Une bonne transformation d’entreprise se caractérise aussi par un passage à l’action rapide. Pour parvenir au but, il convient d’être tout de suite dans le concret, et fonctionner par essais et ajustements, ce qui favorisera l’ancrage des pratiques. Bien sûr, la méthodologie est importante. Mieux vaut toutefois rectifier au fur et à mesure, sans remettre à plus tard. En effet, procéder à de petits changements immédiats évite les grands chantiers plus coûteux par la suite.

Principe de frugalité

Autre secret d’une transformation managériale ou digitale réussie : faire à petite échelle d’abord pour implémenter à grande échelle ensuite. Agir selon ce principe de frugalité permet de ne pas se décourager et disperser les efforts quand (ça arrive malheureusement) les projets échouent.

Clé n°4) Collaborer : temps = fluidité, relativité

Faire faire : l’entreprise apprenante

Les entreprises en transformation se distinguent aussi par leur horizontalité. Les décisions se prennent au plus près du terrain. Elles appliquent le principe dit de subsidiarité : ceux qui font sont ceux qui savent.  Lire à ce sujet notre article : Principe de subsidiarité en entreprise : la décision a-t-elle changé de camps ?
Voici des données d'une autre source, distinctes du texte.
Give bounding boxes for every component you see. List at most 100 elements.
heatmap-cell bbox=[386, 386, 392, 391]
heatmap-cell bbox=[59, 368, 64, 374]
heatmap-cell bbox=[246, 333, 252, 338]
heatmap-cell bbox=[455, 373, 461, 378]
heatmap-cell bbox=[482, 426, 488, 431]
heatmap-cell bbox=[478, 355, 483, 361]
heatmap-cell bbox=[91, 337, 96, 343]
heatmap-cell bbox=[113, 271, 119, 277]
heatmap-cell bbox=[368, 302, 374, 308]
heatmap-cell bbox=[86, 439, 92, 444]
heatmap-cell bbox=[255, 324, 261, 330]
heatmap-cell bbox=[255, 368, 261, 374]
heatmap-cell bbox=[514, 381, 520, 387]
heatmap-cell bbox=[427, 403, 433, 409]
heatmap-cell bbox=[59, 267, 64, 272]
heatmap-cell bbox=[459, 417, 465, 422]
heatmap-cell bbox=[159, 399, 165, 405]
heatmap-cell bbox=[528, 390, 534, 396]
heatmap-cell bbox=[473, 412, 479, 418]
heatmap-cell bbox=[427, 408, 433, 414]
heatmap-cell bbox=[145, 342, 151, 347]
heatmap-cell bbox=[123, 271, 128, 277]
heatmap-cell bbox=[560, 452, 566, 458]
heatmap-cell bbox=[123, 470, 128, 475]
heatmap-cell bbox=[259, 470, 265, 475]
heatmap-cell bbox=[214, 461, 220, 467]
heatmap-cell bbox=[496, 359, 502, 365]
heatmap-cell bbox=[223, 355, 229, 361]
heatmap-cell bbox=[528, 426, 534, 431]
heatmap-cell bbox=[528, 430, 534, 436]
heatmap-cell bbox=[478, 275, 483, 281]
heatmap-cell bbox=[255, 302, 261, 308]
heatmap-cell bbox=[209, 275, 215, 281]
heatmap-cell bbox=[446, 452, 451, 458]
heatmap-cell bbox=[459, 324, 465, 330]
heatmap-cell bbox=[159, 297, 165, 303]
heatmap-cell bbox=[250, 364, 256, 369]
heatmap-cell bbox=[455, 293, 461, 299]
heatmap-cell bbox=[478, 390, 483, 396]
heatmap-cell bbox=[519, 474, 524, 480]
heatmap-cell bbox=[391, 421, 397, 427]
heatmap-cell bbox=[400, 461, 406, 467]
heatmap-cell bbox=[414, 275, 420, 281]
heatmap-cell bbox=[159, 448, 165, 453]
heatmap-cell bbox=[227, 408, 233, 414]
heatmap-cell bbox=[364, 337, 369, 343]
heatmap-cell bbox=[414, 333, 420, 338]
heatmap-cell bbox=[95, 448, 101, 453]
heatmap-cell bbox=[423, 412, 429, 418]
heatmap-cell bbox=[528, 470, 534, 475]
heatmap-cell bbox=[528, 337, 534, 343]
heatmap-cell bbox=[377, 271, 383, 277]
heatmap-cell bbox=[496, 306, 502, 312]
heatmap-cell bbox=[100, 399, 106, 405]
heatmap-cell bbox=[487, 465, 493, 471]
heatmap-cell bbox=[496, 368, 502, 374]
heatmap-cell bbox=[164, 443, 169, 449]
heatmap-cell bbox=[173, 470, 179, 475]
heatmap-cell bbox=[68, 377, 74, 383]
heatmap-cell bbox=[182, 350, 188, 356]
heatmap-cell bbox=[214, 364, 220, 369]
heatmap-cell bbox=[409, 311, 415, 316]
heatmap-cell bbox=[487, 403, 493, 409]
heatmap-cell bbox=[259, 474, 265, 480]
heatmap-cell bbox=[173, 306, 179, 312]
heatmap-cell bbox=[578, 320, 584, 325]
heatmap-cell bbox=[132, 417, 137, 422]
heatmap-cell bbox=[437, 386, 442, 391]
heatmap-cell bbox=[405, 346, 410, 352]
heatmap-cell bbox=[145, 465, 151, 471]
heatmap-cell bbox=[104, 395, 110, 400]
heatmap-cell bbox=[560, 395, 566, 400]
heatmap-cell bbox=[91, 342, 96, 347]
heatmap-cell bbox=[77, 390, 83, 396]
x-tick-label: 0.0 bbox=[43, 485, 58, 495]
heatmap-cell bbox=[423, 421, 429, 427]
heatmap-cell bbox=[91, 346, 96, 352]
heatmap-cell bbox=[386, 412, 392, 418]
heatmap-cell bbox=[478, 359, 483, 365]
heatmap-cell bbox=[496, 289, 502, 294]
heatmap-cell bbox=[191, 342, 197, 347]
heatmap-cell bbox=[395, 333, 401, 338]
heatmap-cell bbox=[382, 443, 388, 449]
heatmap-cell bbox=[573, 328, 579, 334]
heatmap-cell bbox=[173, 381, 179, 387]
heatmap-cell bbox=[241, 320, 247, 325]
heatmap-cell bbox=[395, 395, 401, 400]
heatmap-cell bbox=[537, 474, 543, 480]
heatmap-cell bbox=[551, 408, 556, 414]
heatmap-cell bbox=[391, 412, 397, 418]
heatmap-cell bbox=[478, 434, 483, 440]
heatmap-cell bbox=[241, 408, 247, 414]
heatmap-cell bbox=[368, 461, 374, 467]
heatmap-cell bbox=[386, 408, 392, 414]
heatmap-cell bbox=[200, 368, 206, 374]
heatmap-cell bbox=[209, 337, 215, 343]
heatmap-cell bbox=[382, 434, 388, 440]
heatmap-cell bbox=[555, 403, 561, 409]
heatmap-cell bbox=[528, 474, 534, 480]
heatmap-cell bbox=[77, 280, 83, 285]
Elles développent également leur capacité à se former en continu. Ici le savoir s’échange surtout de façon informelle et on capitalise sur toutes les expériences (même infructueuses). Cela nécessite une certaine tolérance bien sûr envers l’échec. Lire à ce sujet notre article : Entreprise apprenante : le nouveau Graal ?

Construire plutôt que décider le changement

Chaque entreprise est différente de par son secteur d’activité, son marché, sa culture. Appliquer le principe de subsidiarité, c’est aussi se concerter avec les professionnels de votre équipe. Compétents dans leur domaine, ils sont les mieux à même de savoir que faire pour réussir la transformation de l’entreprise. Les laisser exprimer leur avis et en tenir compte est la condition sine qua non de leur adhésion. Un projet d’entreprise imposé et non partagé a toutes les chances d’exploser en vol.

Exemplarité : capillarité de la part de la direction

Une transformation se fait graduellement. Pour y parvenir, la direction doit montrer l’exemple. Vous savez quel phare atteindre : c’est un bon début. Vous avez identifié les îles étapes pour vous reposer et faire le point : bravo. En tant que cadre, il vous faut maintenir le cap en cas de tourmente. Montrer que vous avez confiance en l’avenir malgré les écueils à surmonter. Faire ce que chacun sait faire de son mieux : tel est le principe de subsidiarité. Appliqué au leader, il s’agit de faire le lien entre compétences présentes et vision future.

Clé n°5) Responsabiliser : temps = ancrage

Impliquer les managers

Véritables courroies de transmission, les managers peuvent être mis à mal, notamment lorsqu’il faut mettre en pratique les notions d’accélération et de collaboration vues plus haut. Lors de ce lent processus qu’est la transformation d’entreprise, ils assurent une fonction indispensable : faire le lien entre les actions réalisées et la mission qui reste à accomplir.

Faire des feedbacks réguliers

Pour remplir ce rôle, ils doivent régulièrement faire des retours à leurs équipes. Les aiguiller sur ce qu’il faut/ne pas faire, mais surtout les encourager en soulignant les réussites. Ces marques d’attention et d’estime permettent aux équipes de ne pas se sentir livrées à elles-mêmes et donc de tenir sur la durée.

Rassurer, donner de la visibilité, expliquer

Il ne suffit pas d’amorcer une transformation. En attendant qu’elle soit effective (ce qui peut prendre des années), il faut entretenir le moral des troupes. La communication est pour cela la meilleure alliée des managers. Rappeler sans cesse le chemin parcouru, relativiser les échecs et donner des signaux concrets que le but approche : page après page, vous créez ainsi un véritable historique, « texte fondateur » du renouveau de l’organisation.